Contribuisci alla ricerca: invia la tua segnalazione! Fernando Boero, dell’Università di Lecce, sta seguendo sin dal 1978 la situazione nelle acque italiane. Con il progetto “Occhio alla Medusa!”, in collaborazione con il Consima e Marevivo, chiede oggi ai diportisti di segnalare la presenza di qualunque medusa o assembramento massiccio di plancton lungo le coste italiane. I dati italiani confluiranno in un progetto, il CIESM Jellyfish watch, che fornirà una fotografia attuale della situazione in tutto il Mediterraneo. Gli animali da segnalare sono la Pelagia, ma anche altre meduse come la diafana Aurelia, la bianca medusa polmone, la verde Cothyloriza, oltre che animali come le salpe (organismi trasparenti che spesso formano delle lunghe catene), le Velelle (le barchette di San Pietro, con la loro caratteristica vela triangolare che spunta dall’acqua) e la nuova arrivata caravella portoghese, già segnalata in Sicilia.

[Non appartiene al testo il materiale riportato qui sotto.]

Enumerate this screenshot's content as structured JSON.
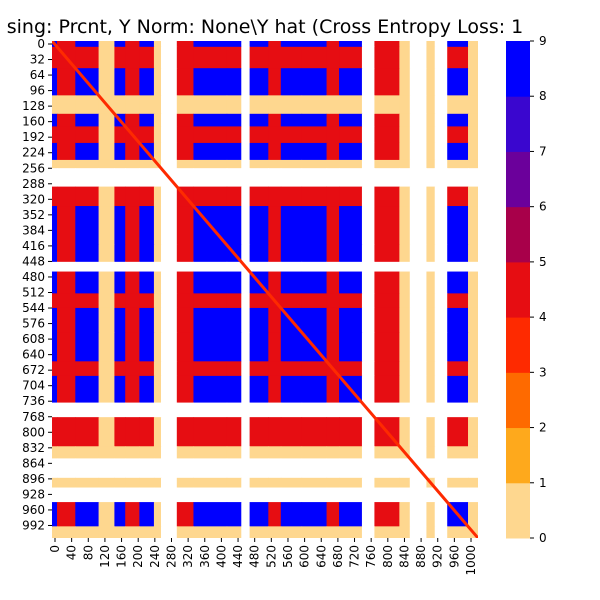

Gli avvistamenti, corredati se possibile di fotografia, andranno inviati per email a boero@unisalento.it indicando anche la data di osservazione, il nome dell’animale (da identificare grazie al poster pubblicato su questa pagina o disponibile sul sito www.ciesm.org) e la zona di osservazione; se si trattava di individui in file longitudinali, in chiazze o individui piaggiati e la distanza approssimativa fra gli individui (10 cm, meno di 1m, 2m, 5m, 20, più di 20m). Ogni segnalazione è importante, quindi… Occhio alla medusa!